- Genre: Comedy-Drama
- Created by: Dror Nobleman [he] Ruty Zaid
- Written by: Dror Nobleman Ruty Zaid Yigal Mossinson (Characters)
- Directed by: Danny Sirkin
- Starring: Oded Kotler Nira Rabinovitz Moti Giladi Gabi Amrani Hugo Yarden Yair (Koya) Rubin Tzipi Shavit Shay Lee Hirsh Tomer Ofner Itay Turgeman Yulia Plotkin Sivan Presler Dorit Bar-Or Yehuda Levi Ze'ev Revach Aki Avni Miki Geva
- Theme music composer: Gal Toren Dudush Klemesh
- Opening theme: "Hasamba" by Lukach
- Country of origin: Israel
- Original language: Hebrew
- No. of seasons: 2
- No. of episodes: 30

Production
- Producer: Eylon Ratzkovsky
- Running time: approx. 30 minutes
- Production company: July August Productions

Original release
- Network: Arutz HaYeladim (HOT), HOT3
- Release: October 2, 2010 – November 6, 2013

= Hasamba Generation 3 =

2010–2013 Israeli TV series

Hasamba Generation 3 (חסמבה דור 3) is a television series that broadcast on the Israeli channels HOT3 and Arutz HaYeladim.

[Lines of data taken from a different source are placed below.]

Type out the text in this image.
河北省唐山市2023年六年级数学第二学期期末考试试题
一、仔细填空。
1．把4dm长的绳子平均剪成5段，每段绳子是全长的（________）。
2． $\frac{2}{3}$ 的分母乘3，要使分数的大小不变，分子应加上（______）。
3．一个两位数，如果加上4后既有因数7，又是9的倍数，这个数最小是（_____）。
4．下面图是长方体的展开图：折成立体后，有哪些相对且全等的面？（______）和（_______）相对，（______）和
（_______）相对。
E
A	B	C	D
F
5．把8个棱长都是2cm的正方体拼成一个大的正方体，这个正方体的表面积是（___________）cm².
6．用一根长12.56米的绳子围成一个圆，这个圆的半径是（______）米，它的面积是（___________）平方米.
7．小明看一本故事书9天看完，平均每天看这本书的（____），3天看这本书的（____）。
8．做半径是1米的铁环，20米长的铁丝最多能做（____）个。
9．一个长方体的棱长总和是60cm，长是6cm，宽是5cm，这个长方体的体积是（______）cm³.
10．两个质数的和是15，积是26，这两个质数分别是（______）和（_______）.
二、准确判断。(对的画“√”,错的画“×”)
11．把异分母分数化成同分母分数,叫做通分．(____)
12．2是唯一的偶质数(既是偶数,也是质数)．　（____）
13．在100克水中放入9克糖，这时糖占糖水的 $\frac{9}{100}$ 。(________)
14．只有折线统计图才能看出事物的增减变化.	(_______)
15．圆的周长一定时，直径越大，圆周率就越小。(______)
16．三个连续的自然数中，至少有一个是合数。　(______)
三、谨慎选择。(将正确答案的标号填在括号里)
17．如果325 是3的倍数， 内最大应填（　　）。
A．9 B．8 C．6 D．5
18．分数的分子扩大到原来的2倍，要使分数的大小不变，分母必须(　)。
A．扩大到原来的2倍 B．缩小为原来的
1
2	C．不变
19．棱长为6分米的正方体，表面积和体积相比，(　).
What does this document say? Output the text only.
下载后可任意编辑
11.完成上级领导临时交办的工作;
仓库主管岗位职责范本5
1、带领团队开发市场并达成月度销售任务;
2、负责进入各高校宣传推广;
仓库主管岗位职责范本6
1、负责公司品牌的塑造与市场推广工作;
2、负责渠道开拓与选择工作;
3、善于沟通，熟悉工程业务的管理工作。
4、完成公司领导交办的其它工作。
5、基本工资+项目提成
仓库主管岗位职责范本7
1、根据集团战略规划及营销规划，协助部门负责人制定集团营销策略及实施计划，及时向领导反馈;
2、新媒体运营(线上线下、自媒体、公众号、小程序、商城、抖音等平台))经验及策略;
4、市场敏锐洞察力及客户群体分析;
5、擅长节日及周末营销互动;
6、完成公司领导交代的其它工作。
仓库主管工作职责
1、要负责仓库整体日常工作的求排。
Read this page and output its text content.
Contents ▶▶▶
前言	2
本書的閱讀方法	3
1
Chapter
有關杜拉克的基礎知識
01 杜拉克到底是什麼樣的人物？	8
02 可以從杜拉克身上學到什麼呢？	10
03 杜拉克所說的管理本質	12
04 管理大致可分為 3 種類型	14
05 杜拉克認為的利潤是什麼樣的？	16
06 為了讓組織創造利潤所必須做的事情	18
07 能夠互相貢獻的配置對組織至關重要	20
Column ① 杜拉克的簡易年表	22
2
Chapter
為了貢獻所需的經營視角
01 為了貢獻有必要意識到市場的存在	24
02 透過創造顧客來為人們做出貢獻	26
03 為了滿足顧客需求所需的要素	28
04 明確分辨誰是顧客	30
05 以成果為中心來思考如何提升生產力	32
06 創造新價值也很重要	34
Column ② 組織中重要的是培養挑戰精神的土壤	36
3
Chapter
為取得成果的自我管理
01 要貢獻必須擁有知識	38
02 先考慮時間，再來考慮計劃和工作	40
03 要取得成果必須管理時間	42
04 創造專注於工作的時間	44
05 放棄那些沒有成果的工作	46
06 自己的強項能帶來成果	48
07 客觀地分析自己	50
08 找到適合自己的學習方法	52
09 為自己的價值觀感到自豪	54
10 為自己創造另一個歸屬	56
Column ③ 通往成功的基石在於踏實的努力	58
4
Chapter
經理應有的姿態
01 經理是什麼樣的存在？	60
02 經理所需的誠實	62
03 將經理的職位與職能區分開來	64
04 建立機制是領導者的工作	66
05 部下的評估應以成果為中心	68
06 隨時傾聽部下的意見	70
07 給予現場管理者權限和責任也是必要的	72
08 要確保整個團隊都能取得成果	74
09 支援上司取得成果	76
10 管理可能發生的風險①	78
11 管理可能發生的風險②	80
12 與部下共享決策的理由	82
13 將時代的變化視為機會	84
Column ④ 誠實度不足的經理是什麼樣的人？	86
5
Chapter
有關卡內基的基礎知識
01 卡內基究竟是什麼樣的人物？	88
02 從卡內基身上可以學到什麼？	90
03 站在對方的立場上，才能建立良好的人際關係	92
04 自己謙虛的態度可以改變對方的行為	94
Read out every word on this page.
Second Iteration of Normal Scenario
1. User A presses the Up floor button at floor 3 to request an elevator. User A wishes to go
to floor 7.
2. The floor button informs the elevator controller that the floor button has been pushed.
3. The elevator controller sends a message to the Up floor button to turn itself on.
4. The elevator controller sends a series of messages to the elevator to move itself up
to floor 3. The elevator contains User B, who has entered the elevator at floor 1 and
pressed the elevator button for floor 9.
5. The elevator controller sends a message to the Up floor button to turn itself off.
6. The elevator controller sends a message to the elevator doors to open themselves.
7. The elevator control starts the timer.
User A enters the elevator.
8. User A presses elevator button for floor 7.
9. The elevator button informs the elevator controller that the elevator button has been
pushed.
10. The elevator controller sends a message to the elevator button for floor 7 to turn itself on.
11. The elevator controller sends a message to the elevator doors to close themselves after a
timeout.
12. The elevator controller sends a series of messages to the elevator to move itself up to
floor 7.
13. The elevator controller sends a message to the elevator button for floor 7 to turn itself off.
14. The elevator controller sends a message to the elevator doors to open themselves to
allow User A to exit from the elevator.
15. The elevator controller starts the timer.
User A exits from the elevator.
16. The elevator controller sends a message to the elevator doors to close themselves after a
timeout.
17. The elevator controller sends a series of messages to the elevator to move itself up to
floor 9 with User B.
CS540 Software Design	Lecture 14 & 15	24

"Hasamba" is a fictional children's group from the eponymous children's adventure novel series by Yigal Mossinson.

==Plot==

The name is a pun: "dor 3" refers to both the third generation, i.e., grandparents, and the 3G technology of cell phones.

The TV series tells the story of Hasamba over 50 years after its creation, when they are around the age of 70. Tamar and Yaron married and they had a son named Uri, who was killed for some reason (so they think). Their granddaughter, Renen, lived with them after the death of her father. The real story on Renen's father, was revealed in the first episode: Sunny Zorkin, CEO of Israel's largest cellular communications company, "Zorcom", grabbed it after guarding state secrets. In a failed attempt to change his memoirs, escaping one of the scientists in order to Tamar Zehavi the information was shelved her all that much years. Sonny sends a group of kidnappers to abduct the Tamar. Yaron, who finds it, tries to unify Hasamba.

Thus the 70-year-old Hasamba gets dragged back into the action one by one. But they're not alone: Several guys and girls of the younger and fresher generation: Yuval, Luda, Iggy, Chofni and Renen find themselves involved and become Hasamba's third-generation counterparts.